Decorticate the lamina, facets, and posterior aspects of the skull.
When using laminar screw fixation at C2, care must be taken not to decorticate deeply, as this might compromise screw fixation.
Align the head to allow for a horizontal gaze once the fusion is complete. Bend the rod accordingly.
Use the preoperative X-ray as a guide to properly align the occipitocervical junction during fusion.
Insert both rods when correct alignment is verified.
Place bone grafting material against the decorticated elements of the spine.
Before wound closure, intraoperative imaging is performed to check the adequacy of reduction, position, and length of screws, and the overall coronal and sagittal spinal alignment.
Note that in this case, the C2 vertebra was not instrumentable on the tumor side. The construct was extended lower than usual (C5) to account for this and the poor bone quality of this patient.
Lateral view of the above case
Perform a multilayer closure as described in the approach.
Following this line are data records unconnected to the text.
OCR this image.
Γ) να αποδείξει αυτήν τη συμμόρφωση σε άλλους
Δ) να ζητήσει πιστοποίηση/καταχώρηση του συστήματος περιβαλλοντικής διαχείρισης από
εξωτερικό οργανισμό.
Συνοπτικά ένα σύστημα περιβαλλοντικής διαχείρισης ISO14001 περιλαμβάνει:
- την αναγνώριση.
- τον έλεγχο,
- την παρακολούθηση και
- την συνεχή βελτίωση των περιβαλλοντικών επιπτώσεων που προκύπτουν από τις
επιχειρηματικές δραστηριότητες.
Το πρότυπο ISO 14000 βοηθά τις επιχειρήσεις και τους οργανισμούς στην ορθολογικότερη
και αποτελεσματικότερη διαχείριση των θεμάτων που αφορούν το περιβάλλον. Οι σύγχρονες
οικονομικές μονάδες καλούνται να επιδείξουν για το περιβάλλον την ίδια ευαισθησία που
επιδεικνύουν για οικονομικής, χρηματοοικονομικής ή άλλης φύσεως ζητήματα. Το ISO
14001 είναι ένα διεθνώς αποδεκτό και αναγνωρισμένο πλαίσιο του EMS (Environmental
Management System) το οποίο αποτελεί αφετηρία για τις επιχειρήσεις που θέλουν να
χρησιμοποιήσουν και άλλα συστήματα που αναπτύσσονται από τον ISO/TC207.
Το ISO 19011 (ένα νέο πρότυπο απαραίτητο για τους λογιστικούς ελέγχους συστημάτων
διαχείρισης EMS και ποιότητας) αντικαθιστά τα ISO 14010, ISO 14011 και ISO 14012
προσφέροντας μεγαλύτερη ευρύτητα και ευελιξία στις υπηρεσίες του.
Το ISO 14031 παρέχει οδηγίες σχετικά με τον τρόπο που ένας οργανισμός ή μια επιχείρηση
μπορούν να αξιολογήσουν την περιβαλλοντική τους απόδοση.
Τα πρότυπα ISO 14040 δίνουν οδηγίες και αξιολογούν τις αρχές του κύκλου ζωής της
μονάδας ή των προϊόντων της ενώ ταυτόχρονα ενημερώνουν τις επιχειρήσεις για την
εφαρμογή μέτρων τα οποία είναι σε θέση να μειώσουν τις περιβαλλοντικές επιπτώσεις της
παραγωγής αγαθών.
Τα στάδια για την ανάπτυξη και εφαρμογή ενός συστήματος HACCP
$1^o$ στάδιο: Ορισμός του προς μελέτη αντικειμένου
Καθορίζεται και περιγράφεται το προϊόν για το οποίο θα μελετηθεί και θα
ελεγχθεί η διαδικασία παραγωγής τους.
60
For patients undergoing tumor surgery and/or with a history of radiation:
Patients are made to sit up in bed on the first day after surgery. Bracing is optional but preferably omitted for patient comfort. Patients with intact neurological status are made to stand and walk on the first day after surgery.
Patients can be discharged when medically stable or sent to a rehabilitation center if further care is necessary.
Throughout the hospital stay, adequate caloric intake of a high-quality diet should be monitored.
Patients are generally followed with periodical x-rays at 6 weeks, 3 months, 6 months, and 1 year to monitor for hardware failure and with an MRI every 6 months for tumor surveillance.
Some primary benign tumors of the spine can recur years after surgery, and long-term tumor surveillance is important.